The Bulletin recently had an article and an editorial on a topic I have been writing about for a very long time. I first had an opinion column in the paper about how property taxes can encourage water waste about 6 years ago. It took the paper a while to fact check what I wrote, like most everyone they had not previously heard about this issue, but they did publish it. I wish I kept a copy of that column, but here’s a quick summary, followed by a discussion of the pros and cons of the bill recently introduced in the Oregon State Legislature intended to fix the problem. As always, the devil is in the details.
As everyone should know by now, most water rights holders must use their water even if they don’t need or want any or all of it. Irrigation districts allow only a very small amount of water to be voluntarily kept instream. Even if you are one of the few patrons who are allowed to keep water instream you must still pay your irrigation district at the same rate as if you were taking water delivery.
Another wrinkle is property taxes. Exclusive farm use (EFU) zoned land pays dramatically lower taxes than non-EFU land. For better or worse, EFU designations were established a long time ago and there may be little correlation between the zoning and actual productive farm use today. Non-productive EFU lands are required to use their water, sometimes just “watering rocks”, to maintain their low tax rate. Worse, taking land out of EFU requires the property owner to not only have a higher tax rate going forward but to pay 10 years of back taxes to make up the difference between the old and new tax rates.

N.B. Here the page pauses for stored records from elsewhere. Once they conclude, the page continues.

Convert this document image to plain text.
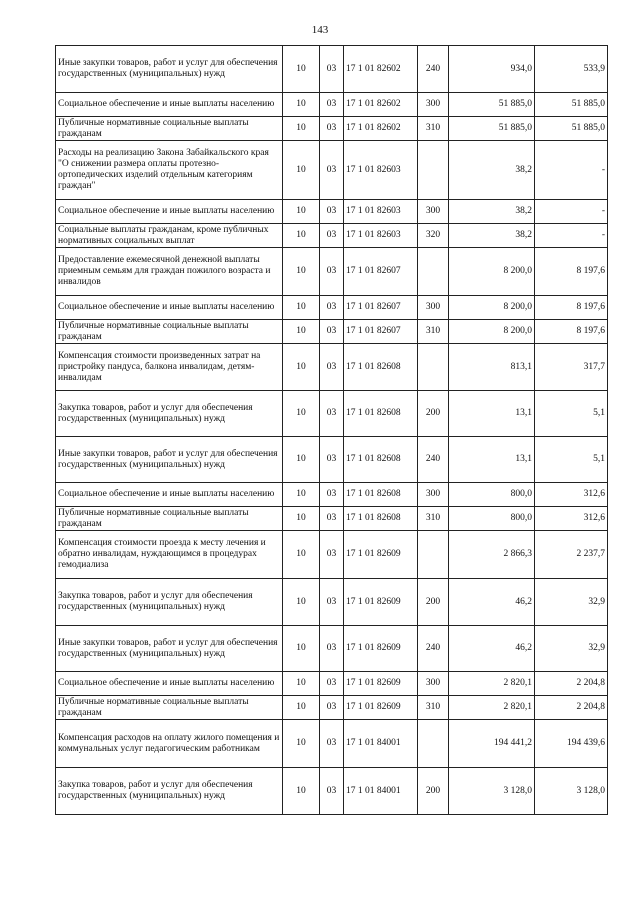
143
Иные закупки товаров, работ и услуг для обеспечения государственных (муниципальных) нужд	10	03	17 1 01 82602	240	934,0	533,9
Социальное обеспечение и иные выплаты населению	10	03	17 1 01 82602	300	51 885,0	51 885,0
Публичные нормативные социальные выплаты гражданам	10	03	17 1 01 82602	310	51 885,0	51 885,0
Расходы на реализацию Закона Забайкальского края "О снижении размера оплаты протезно-ортопедических изделий отдельным категориям граждан"	10	03	17 1 01 82603		38,2	-
Социальное обеспечение и иные выплаты населению	10	03	17 1 01 82603	300	38,2	-
Социальные выплаты гражданам, кроме публичных нормативных социальных выплат	10	03	17 1 01 82603	320	38,2	-
Предоставление ежемесячной денежной выплаты приемным семьям для граждан пожилого возраста и инвалидов	10	03	17 1 01 82607		8 200,0	8 197,6
Социальное обеспечение и иные выплаты населению	10	03	17 1 01 82607	300	8 200,0	8 197,6
Публичные нормативные социальные выплаты гражданам	10	03	17 1 01 82607	310	8 200,0	8 197,6
Компенсация стоимости произведенных затрат на пристройку пандуса, балкона инвалидам, детям-инвалидам	10	03	17 1 01 82608		813,1	317,7
Закупка товаров, работ и услуг для обеспечения государственных (муниципальных) нужд	10	03	17 1 01 82608	200	13,1	5,1
Иные закупки товаров, работ и услуг для обеспечения государственных (муниципальных) нужд	10	03	17 1 01 82608	240	13,1	5,1
Социальное обеспечение и иные выплаты населению	10	03	17 1 01 82608	300	800,0	312,6
Публичные нормативные социальные выплаты гражданам	10	03	17 1 01 82608	310	800,0	312,6
Компенсация стоимости проезда к месту лечения и обратно инвалидам, нуждающимся в процедурах гемодиализа	10	03	17 1 01 82609		2 866,3	2 237,7
Закупка товаров, работ и услуг для обеспечения государственных (муниципальных) нужд	10	03	17 1 01 82609	200	46,2	32,9
Иные закупки товаров, работ и услуг для обеспечения государственных (муниципальных) нужд	10	03	17 1 01 82609	240	46,2	32,9
Социальное обеспечение и иные выплаты населению	10	03	17 1 01 82609	300	2 820,1	2 204,8
Публичные нормативные социальные выплаты гражданам	10	03	17 1 01 82609	310	2 820,1	2 204,8
Компенсация расходов на оплату жилого помещения и коммунальных услуг педагогическим работникам	10	03	17 1 01 84001		194 441,2	194 439,6
Закупка товаров, работ и услуг для обеспечения государственных (муниципальных) нужд	10	03	17 1 01 84001	200	3 128,0	3 128,0
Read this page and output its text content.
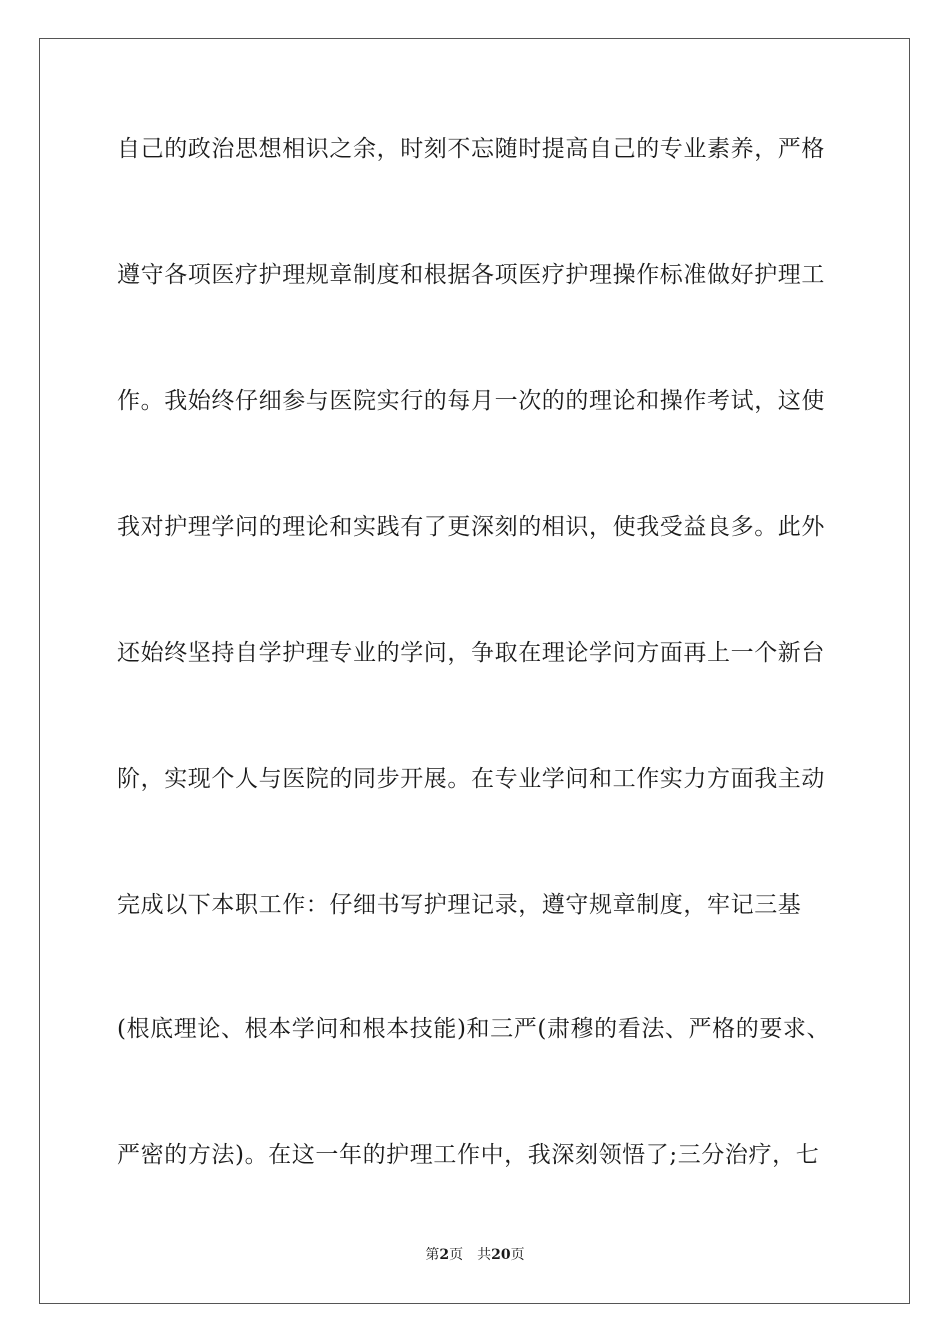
自己的政治思想相识之余，时刻不忘随时提高自己的专业素养，严格
遵守各项医疗护理规章制度和根据各项医疗护理操作标准做好护理工
作。我始终仔细参与医院实行的每月一次的的理论和操作考试，这使
我对护理学问的理论和实践有了更深刻的相识，使我受益良多。此外
还始终坚持自学护理专业的学问，争取在理论学问方面再上一个新台
阶，实现个人与医院的同步开展。在专业学问和工作实力方面我主动
完成以下本职工作：仔细书写护理记录，遵守规章制度，牢记三基
(根底理论、根本学问和根本技能)和三严(肃穆的看法、严格的要求、
严密的方法)。在这一年的护理工作中，我深刻领悟了;三分治疗，七
第2页 共20页
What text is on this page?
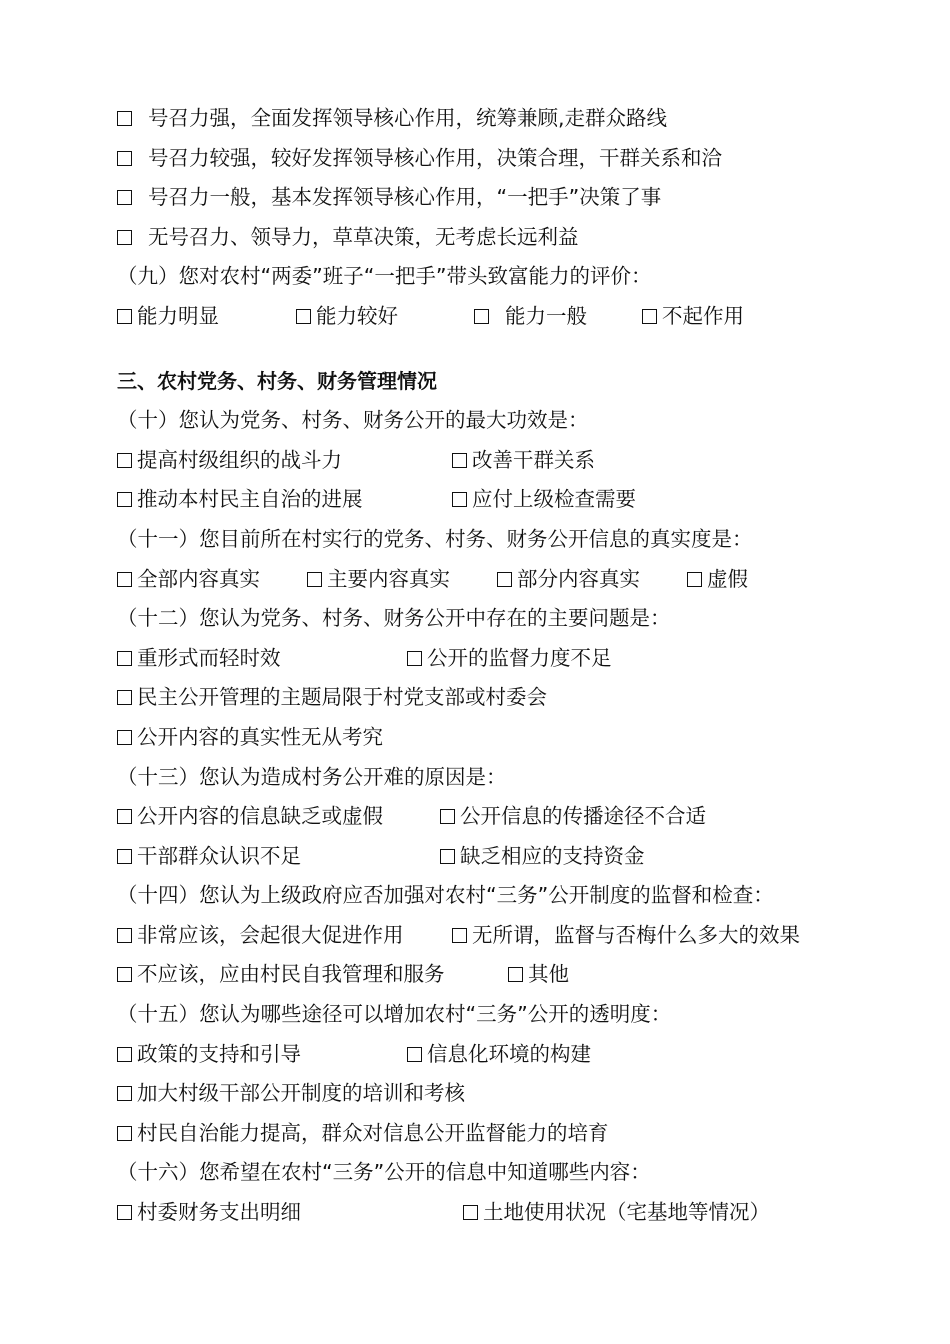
号召力强，全面发挥领导核心作用，统筹兼顾,走群众路线
号召力较强，较好发挥领导核心作用，决策合理，干群关系和洽
号召力一般，基本发挥领导核心作用，“一把手”决策了事
无号召力、领导力，草草决策，无考虑长远利益
（九）您对农村“两委”班子“一把手”带头致富能力的评价：
能力明显	能力较好	能力一般	不起作用
三、农村党务、村务、财务管理情况
（十）您认为党务、村务、财务公开的最大功效是：
提高村级组织的战斗力	改善干群关系
推动本村民主自治的进展	应付上级检查需要
（十一）您目前所在村实行的党务、村务、财务公开信息的真实度是：
全部内容真实	主要内容真实	部分内容真实	虚假
（十二）您认为党务、村务、财务公开中存在的主要问题是：
重形式而轻时效	公开的监督力度不足
民主公开管理的主题局限于村党支部或村委会
公开内容的真实性无从考究
（十三）您认为造成村务公开难的原因是：
公开内容的信息缺乏或虚假	公开信息的传播途径不合适
干部群众认识不足	缺乏相应的支持资金
（十四）您认为上级政府应否加强对农村“三务”公开制度的监督和检查：
非常应该，会起很大促进作用	无所谓，监督与否梅什么多大的效果
不应该，应由村民自我管理和服务	其他
（十五）您认为哪些途径可以增加农村“三务”公开的透明度：
政策的支持和引导	信息化环境的构建
加大村级干部公开制度的培训和考核
村民自治能力提高，群众对信息公开监督能力的培育
（十六）您希望在农村“三务”公开的信息中知道哪些内容：
村委财务支出明细	土地使用状况（宅基地等情况）
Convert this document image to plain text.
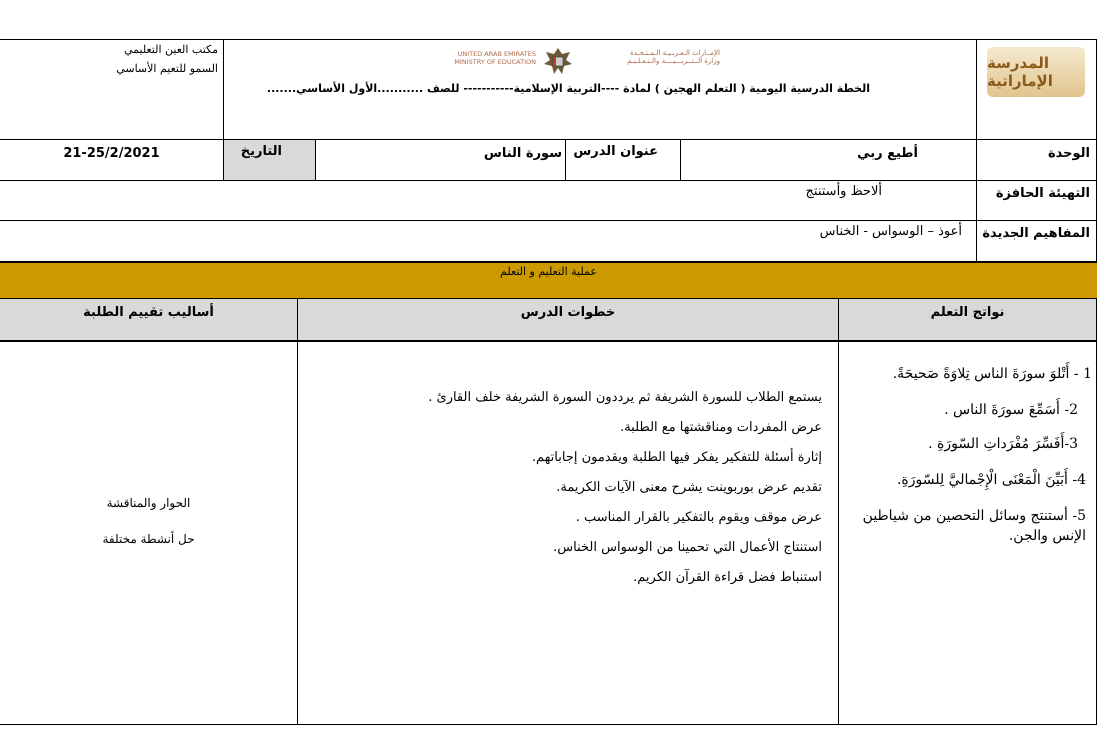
المدرسة الإماراتية
الإمــارات الـعـربـيـة الـمـتـحـدة
وزارة الــتــربـــيــــة والـتـعـلـيـم
UNITED ARAB EMIRATES
MINISTRY OF EDUCATION
الخطة الدرسية اليومية ( التعلم الهجين ) لمادة ----التربية الإسلامية----------- للصف ...........الأول الأساسي.......
مكتب العين التعليمي
السمو للتعيم الأساسي
الوحدة
أطيع ربي
عنوان الدرس
سورة الناس
التاريخ
21-25/2/2021
التهيئة الحافزة
ألاحظ وأستنتج
المفاهيم الجديدة
أعوذ – الوسواس - الخناس
عملية التعليم و التعلم
نواتج التعلم
خطوات الدرس
أساليب تقييم الطلبة
1 - أَتْلوَ سورَةَ الناس تِلاوَةً صَحيحَةً.
2- أَسَمِّعَ سورَةَ الناس .
3-أَفَسِّرَ مُفْرَداتِ السّورَةِ .
4- أَبَيِّنَ الْمَعْنَى الْإِجْماليَّ لِلسّورَةِ.
5- أستنتج وسائل التحصين من شياطين الإنس والجن.
يستمع الطلاب للسورة الشريفة ثم يرددون السورة الشريفة خلف القارئ .
عرض المفردات ومناقشتها مع الطلبة.
إثارة أسئلة للتفكير يفكر فيها الطلبة ويقدمون إجاباتهم.
تقديم عرض بوربوينت يشرح معنى الآيات الكريمة.
عرض موقف ويقوم بالتفكير بالقرار المناسب .
استنتاج الأعمال التي تحمينا من الوسواس الخناس.
استنباط فضل قراءة القرآن الكريم.
الحوار والمناقشة
حل أنشطة مختلفة
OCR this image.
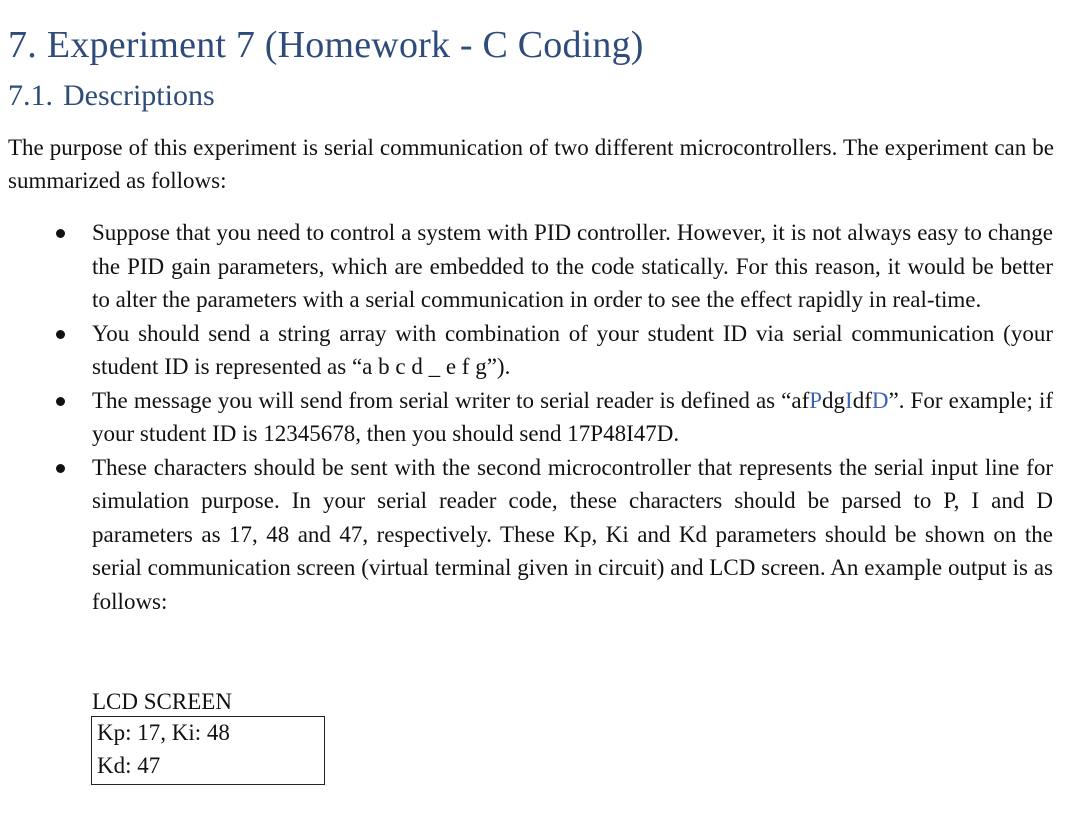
7. Experiment 7 (Homework - C Coding)
7.1. Descriptions

The purpose of this experiment is serial communication of two different microcontrollers. The experiment can be summarized as follows:

Suppose that you need to control a system with PID controller. However, it is not always easy to change the PID gain parameters, which are embedded to the code statically. For this reason, it would be better to alter the parameters with a serial communication in order to see the effect rapidly in real-time.
You should send a string array with combination of your student ID via serial communication (your student ID is represented as “a b c d _ e f g”).
The message you will send from serial writer to serial reader is defined as “afPdgIdfD”. For example; if your student ID is 12345678, then you should send 17P48I47D.
These characters should be sent with the second microcontroller that represents the serial input line for simulation purpose. In your serial reader code, these characters should be parsed to P, I and D parameters as 17, 48 and 47, respectively. These Kp, Ki and Kd parameters should be shown on the serial communication screen (virtual terminal given in circuit) and LCD screen. An example output is as follows:
LCD SCREEN
Kp: 17, Ki: 48
Kd: 47
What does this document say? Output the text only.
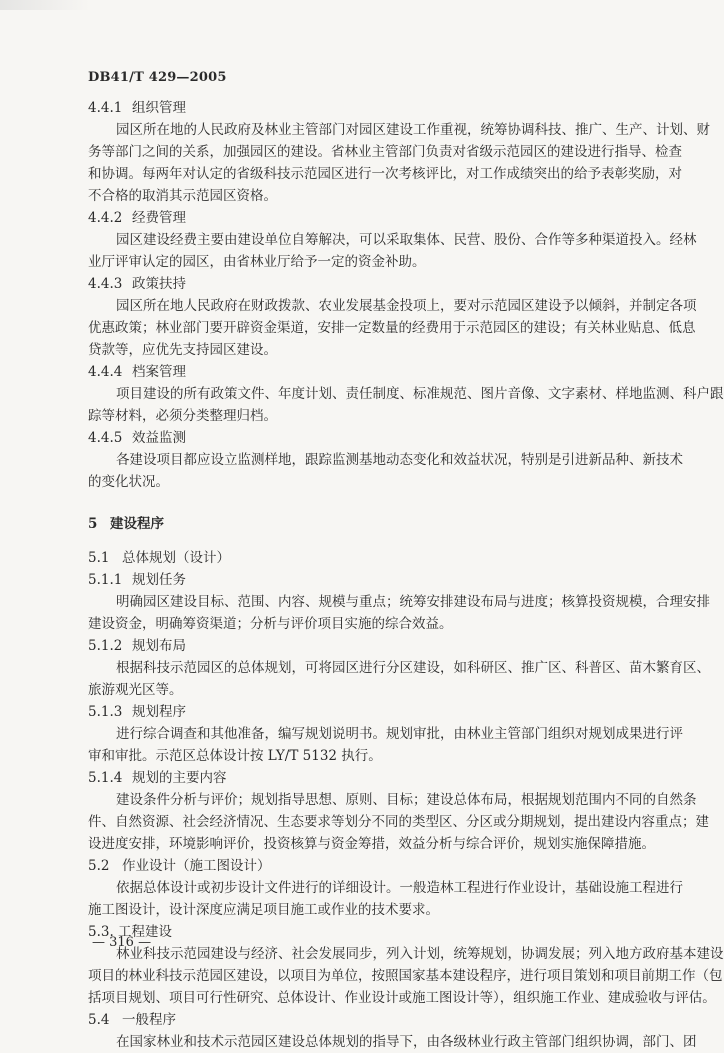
DB41/T 429—2005
4.4.1 组织管理
园区所在地的人民政府及林业主管部门对园区建设工作重视，统筹协调科技、推广、生产、计划、财
务等部门之间的关系，加强园区的建设。省林业主管部门负责对省级示范园区的建设进行指导、检查
和协调。每两年对认定的省级科技示范园区进行一次考核评比，对工作成绩突出的给予表彰奖励，对
不合格的取消其示范园区资格。
4.4.2 经费管理
园区建设经费主要由建设单位自筹解决，可以采取集体、民营、股份、合作等多种渠道投入。经林
业厅评审认定的园区，由省林业厅给予一定的资金补助。
4.4.3 政策扶持
园区所在地人民政府在财政拨款、农业发展基金投项上，要对示范园区建设予以倾斜，并制定各项
优惠政策；林业部门要开辟资金渠道，安排一定数量的经费用于示范园区的建设；有关林业贴息、低息
贷款等，应优先支持园区建设。
4.4.4 档案管理
项目建设的所有政策文件、年度计划、责任制度、标准规范、图片音像、文字素材、样地监测、科户跟
踪等材料，必须分类整理归档。
4.4.5 效益监测
各建设项目都应设立监测样地，跟踪监测基地动态变化和效益状况，特别是引进新品种、新技术
的变化状况。
5 建设程序
5.1 总体规划（设计）
5.1.1 规划任务
明确园区建设目标、范围、内容、规模与重点；统筹安排建设布局与进度；核算投资规模，合理安排
建设资金，明确筹资渠道；分析与评价项目实施的综合效益。
5.1.2 规划布局
根据科技示范园区的总体规划，可将园区进行分区建设，如科研区、推广区、科普区、苗木繁育区、
旅游观光区等。
5.1.3 规划程序
进行综合调查和其他准备，编写规划说明书。规划审批，由林业主管部门组织对规划成果进行评
审和审批。示范区总体设计按 LY/T 5132 执行。
5.1.4 规划的主要内容
建设条件分析与评价；规划指导思想、原则、目标；建设总体布局，根据规划范围内不同的自然条
件、自然资源、社会经济情况、生态要求等划分不同的类型区、分区或分期规划，提出建设内容重点；建
设进度安排，环境影响评价，投资核算与资金筹措，效益分析与综合评价，规划实施保障措施。
5.2 作业设计（施工图设计）
依据总体设计或初步设计文件进行的详细设计。一般造林工程进行作业设计，基础设施工程进行
施工图设计，设计深度应满足项目施工或作业的技术要求。
5.3. 工程建设
林业科技示范园建设与经济、社会发展同步，列入计划，统筹规划，协调发展；列入地方政府基本建设
项目的林业科技示范园区建设，以项目为单位，按照国家基本建设程序，进行项目策划和项目前期工作（包
括项目规划、项目可行性研究、总体设计、作业设计或施工图设计等），组织施工作业、建成验收与评估。
5.4 一般程序
在国家林业和技术示范园区建设总体规划的指导下，由各级林业行政主管部门组织协调，部门、团
— 316 —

The proposed bill, HB 2731, would address part the taxation issue. If you look at the available text of the proposed bill it seems simple and reasonable. Briefly, the definition of farm use is modified to include “the voluntary in-stream leasing of water rights” which would protect the tax benefits for EFU land.
Here’s the problem: how long does a land owner get the tax breaks after the land has been taken out of production? Indefinitely? Shouldn’t there be a time limit or does a farm get a tax break forever even when it has ceased to be a farm? How about resetting tax rates to a normal assessed value after a reasonable period of time? And what about the need to pay back taxes, shouldn’t that be addressed as well? We should all want to encourage water being kept instream but the rest of us should not have to pay the taxes for others who are no longer providing beneficial use for their water right.
This bill is definitely a step in the right direction but the devil is in the details and they don’t seem to be worked out at this point.